Glauber faleceria no ano seguinte, mas a vontade de contar a história do maior levante de pessoas escravizadas seguiu firme e forte em Antônio Pitanga, que comemorou a oportunidade de exibir seu filme na programação da Première Brasil: "Hoje a gente veio aquilombar o Festival!"
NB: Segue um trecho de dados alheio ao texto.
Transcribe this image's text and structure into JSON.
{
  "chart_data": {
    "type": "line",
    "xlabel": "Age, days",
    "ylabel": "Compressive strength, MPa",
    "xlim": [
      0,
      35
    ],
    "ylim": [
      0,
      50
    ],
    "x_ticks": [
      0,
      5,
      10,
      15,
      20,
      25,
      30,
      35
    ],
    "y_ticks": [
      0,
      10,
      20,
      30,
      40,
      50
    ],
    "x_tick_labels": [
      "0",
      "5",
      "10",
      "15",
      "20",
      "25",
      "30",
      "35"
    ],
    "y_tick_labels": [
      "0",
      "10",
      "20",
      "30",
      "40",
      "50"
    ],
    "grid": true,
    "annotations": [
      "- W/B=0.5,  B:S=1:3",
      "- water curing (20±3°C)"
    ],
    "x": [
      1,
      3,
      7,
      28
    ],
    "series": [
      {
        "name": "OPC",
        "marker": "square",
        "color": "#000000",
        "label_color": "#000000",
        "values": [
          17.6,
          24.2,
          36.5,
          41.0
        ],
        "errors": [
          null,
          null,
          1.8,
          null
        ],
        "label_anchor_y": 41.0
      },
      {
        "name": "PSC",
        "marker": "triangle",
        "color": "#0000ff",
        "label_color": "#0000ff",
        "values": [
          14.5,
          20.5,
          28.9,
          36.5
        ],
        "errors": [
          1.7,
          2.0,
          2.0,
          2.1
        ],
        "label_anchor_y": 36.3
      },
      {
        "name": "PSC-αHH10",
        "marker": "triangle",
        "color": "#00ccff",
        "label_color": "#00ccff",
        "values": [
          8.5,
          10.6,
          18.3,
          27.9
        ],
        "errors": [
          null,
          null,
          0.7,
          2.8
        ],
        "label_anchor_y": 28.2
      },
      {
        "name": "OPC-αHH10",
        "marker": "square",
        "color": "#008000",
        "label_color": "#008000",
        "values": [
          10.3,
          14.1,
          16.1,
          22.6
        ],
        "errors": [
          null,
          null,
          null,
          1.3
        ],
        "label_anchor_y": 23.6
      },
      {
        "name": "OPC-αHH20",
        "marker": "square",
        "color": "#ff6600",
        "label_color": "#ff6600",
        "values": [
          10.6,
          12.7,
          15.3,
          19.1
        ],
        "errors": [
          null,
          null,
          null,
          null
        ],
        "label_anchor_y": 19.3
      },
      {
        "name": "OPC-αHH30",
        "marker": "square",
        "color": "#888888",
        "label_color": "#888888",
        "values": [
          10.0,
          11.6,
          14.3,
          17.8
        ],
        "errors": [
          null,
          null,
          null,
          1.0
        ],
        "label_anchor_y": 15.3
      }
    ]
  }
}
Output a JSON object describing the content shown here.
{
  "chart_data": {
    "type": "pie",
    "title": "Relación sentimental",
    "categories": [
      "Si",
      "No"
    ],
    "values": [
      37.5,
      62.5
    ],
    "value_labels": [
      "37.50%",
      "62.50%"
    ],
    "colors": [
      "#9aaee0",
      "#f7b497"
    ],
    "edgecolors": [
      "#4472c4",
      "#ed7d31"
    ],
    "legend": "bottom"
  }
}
Antônio Pitanga e Ilda Santiago — Foto: Cláudio Andrade
Ilda Santiago, diretora-executiva do Festival do Rio, esteve presente na sessão de gala e afirmou que o evento tem a missão e responsabilidade de formar público para o cinema nacional, especialmente com histórias como Malês, que reforçam o orgulho e autoestima do país. Ilda destacou que a política tem o poder de garantir concretamente que direitos civis, inclusão e representatividade sejam garantidos para grupos marginalizados, mas destacou que a arte também tem um importante valor nesta luta. "Eu acredito no cinema como uma forma de verdade, de representar, de nos atravessar, de contar a história que precisa ser contada", comentou.
Ambientada em Salvador, a história de Malês se passa no ano de 1835 e tem início quando dois jovens muçulmanos são sequestrados na África e obrigados a embarcar num navio negreiro rumo ao Brasil, onde serão vendidos como escravos. Separados pelo racismo colonialista que desumaniza pessoas africanas, os dois tentarão se reencontrar na Bahia, sobrevivendo às humilhações e torturas da vida cativa até se verem envolvidos na maior insurreição negra do Brasil Imperial, que tinha como o objetivo acabar com a escravidão.
Antônio e Camila Pitanga — Foto: Kayane Dias
Em seu discurso, Antônio Pitanga citou a importância dos malês, muçulmanos letrados de diferentes etnias que eram deixaram um legado sentido até os dias de hoje na Bahia. "Eles tinham conhecimento da física, da engenharia, da aritmética, eram grandes cabeças pensantes", disse.
Antônio Pitanga foi ovacionado pelo público de mais de 500 pessoas presentes na sala mais tradicional do Festival do Rio, o que fez sua filha, Camila Pitanga, celebrar tudo o que o pai representa para a arte brasileira. "Quantos palcos eu já vi te aplaudindo de pé, com vigor, com olhos molhados. Porque você é esse ser encantador. Você é esse cara que tem essa trajetória de luta, de amor à vida e de realização. Você é realizador", disse ela.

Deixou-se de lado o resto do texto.